On the night in question, I was at home in our room alone, lying on the futon reading The Big Nowhere and smoking a cigarette. I was NOT high at the time, and hadn’t been for several days; also, I was wide awake.  Of a sudden, I glanced up from my book and saw a strange man standing in our doorway.  There was nothing unsubstantial or ethereal about him, I saw this man as clearly as I see my cockatiel right now. Nor did he look weird or frightening–he was just a youngish black man wearing a red flannel shirt and khaki pants, with a moderate Afro such as was pretty common in the 1970s (think Lionel from The Jeffersons), standing in the doorway looking down at something in his hand.
In the next second, two thoughts came into my head.  The first one was that he’d wandered into my room by mistake (perhaps a customer of Raymond the dope dealer across the hall), and then remembered that no, I had locked that door earlier, we always kept our door locked. Simultaneous with that, he looked up and apparently saw me–a startled look came over his face, and then he was gone. The entire event took maybe a second and a half.
I just laid there on the futon with my eyes and jaw wide open and my heart pounding. A ghost, I thought, a freakin’ ghost! I didn’t feel fear, rather wonder and a sense of rare good fortune: lots of people talk about ghosts, and now I’m one of those people who’s actually seen one!
That’s the first part of my true ghost story.
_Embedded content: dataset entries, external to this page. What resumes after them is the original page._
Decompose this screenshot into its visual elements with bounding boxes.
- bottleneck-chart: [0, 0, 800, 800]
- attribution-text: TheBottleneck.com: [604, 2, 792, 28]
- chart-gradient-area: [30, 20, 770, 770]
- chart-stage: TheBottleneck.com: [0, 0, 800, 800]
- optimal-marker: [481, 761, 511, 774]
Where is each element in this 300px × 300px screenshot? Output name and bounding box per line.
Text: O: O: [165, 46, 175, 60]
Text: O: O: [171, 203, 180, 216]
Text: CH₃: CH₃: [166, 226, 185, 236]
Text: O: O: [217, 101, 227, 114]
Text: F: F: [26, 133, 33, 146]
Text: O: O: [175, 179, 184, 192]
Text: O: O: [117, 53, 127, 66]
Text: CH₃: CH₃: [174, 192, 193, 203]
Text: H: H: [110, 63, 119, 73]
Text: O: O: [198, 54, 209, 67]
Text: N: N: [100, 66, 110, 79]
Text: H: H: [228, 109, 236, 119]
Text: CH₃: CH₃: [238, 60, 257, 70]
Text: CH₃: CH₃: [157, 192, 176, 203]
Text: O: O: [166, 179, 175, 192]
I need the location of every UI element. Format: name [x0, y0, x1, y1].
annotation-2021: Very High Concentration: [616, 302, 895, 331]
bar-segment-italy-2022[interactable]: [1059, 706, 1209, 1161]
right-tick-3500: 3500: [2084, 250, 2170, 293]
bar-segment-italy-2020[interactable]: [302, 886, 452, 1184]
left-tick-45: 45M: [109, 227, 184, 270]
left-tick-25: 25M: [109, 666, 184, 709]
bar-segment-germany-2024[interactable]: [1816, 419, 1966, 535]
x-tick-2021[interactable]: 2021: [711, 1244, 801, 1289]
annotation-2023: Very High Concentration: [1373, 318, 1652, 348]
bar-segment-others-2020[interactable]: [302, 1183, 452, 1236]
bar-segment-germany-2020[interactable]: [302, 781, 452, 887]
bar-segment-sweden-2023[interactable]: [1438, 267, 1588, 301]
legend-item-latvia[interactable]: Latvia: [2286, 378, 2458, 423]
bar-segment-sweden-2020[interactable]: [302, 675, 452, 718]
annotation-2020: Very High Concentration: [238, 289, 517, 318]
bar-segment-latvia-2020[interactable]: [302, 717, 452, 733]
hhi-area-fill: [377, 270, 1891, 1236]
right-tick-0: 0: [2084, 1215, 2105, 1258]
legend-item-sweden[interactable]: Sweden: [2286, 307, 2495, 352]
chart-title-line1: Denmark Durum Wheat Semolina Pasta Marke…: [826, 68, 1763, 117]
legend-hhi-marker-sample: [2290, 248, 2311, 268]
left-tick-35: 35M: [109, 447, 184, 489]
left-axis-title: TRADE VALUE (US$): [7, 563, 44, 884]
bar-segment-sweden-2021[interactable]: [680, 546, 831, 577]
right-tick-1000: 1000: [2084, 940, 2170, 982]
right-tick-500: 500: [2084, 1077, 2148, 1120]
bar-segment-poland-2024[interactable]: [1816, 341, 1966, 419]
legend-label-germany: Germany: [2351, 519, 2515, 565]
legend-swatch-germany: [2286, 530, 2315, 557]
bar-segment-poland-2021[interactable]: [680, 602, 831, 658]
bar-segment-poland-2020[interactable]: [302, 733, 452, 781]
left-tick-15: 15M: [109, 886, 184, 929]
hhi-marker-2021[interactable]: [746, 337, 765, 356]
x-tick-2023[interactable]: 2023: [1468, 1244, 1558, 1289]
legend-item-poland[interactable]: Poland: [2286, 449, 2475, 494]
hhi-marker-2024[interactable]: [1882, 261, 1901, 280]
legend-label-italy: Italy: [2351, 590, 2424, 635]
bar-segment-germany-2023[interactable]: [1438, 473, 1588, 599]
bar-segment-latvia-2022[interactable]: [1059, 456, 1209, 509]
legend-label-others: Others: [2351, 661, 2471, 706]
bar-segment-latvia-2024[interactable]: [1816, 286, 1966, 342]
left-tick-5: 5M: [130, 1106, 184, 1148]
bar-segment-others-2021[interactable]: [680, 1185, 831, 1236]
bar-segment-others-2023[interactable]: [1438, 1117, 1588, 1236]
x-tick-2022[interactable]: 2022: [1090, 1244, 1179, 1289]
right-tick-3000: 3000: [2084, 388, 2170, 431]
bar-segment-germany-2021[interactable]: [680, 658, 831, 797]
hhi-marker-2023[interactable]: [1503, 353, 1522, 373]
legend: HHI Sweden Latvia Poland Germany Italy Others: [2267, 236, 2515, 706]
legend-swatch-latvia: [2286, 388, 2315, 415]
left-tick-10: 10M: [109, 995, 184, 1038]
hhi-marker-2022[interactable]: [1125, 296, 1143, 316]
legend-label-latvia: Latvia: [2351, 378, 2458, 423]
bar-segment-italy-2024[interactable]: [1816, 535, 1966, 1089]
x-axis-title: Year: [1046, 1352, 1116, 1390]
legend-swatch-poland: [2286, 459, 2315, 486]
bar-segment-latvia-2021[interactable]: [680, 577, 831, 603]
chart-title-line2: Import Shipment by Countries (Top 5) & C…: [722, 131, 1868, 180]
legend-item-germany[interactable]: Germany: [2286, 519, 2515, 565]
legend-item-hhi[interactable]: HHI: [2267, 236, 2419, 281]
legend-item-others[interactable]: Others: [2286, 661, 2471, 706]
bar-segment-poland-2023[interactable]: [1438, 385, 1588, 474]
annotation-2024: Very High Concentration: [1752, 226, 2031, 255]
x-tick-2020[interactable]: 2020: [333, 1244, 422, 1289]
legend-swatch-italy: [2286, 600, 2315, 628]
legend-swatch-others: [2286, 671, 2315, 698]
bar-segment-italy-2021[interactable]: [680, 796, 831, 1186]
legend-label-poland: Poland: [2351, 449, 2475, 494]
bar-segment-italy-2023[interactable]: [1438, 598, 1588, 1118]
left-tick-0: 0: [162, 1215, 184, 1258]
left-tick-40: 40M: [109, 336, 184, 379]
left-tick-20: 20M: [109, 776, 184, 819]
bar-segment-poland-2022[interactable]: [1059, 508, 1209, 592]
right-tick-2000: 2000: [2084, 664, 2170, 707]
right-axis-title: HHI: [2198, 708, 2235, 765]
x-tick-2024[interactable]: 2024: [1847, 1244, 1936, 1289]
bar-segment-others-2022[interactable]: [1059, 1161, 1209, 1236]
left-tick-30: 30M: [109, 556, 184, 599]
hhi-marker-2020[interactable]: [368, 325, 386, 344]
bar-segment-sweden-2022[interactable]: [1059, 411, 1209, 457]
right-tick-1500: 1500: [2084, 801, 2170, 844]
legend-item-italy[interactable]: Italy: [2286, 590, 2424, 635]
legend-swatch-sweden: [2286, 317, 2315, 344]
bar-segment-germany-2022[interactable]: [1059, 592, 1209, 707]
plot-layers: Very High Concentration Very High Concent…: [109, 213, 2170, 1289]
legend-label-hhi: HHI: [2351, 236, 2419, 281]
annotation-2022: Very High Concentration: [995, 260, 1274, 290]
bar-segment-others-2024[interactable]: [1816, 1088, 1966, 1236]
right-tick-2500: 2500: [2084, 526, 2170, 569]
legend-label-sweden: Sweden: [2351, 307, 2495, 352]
The conclusion came a month later, and consisted of three sentences of conversation – I was coming home from somewhere, and when I got to mine and Racer’s room, Raymond was standing out in the hall, deep in conversation with two young women I’d never met. I overheard him say something about “spiritual presences” in the building, and said “Y’know, I think I’ve seen that here too.” Without batting an eye, Raymond said “It was a young-ass black guy, right?” That threw me for a wider loop than the actual sighting had when it took place–that my neighbor knew about this entity or phenomenon too, and well enough to mention it casually.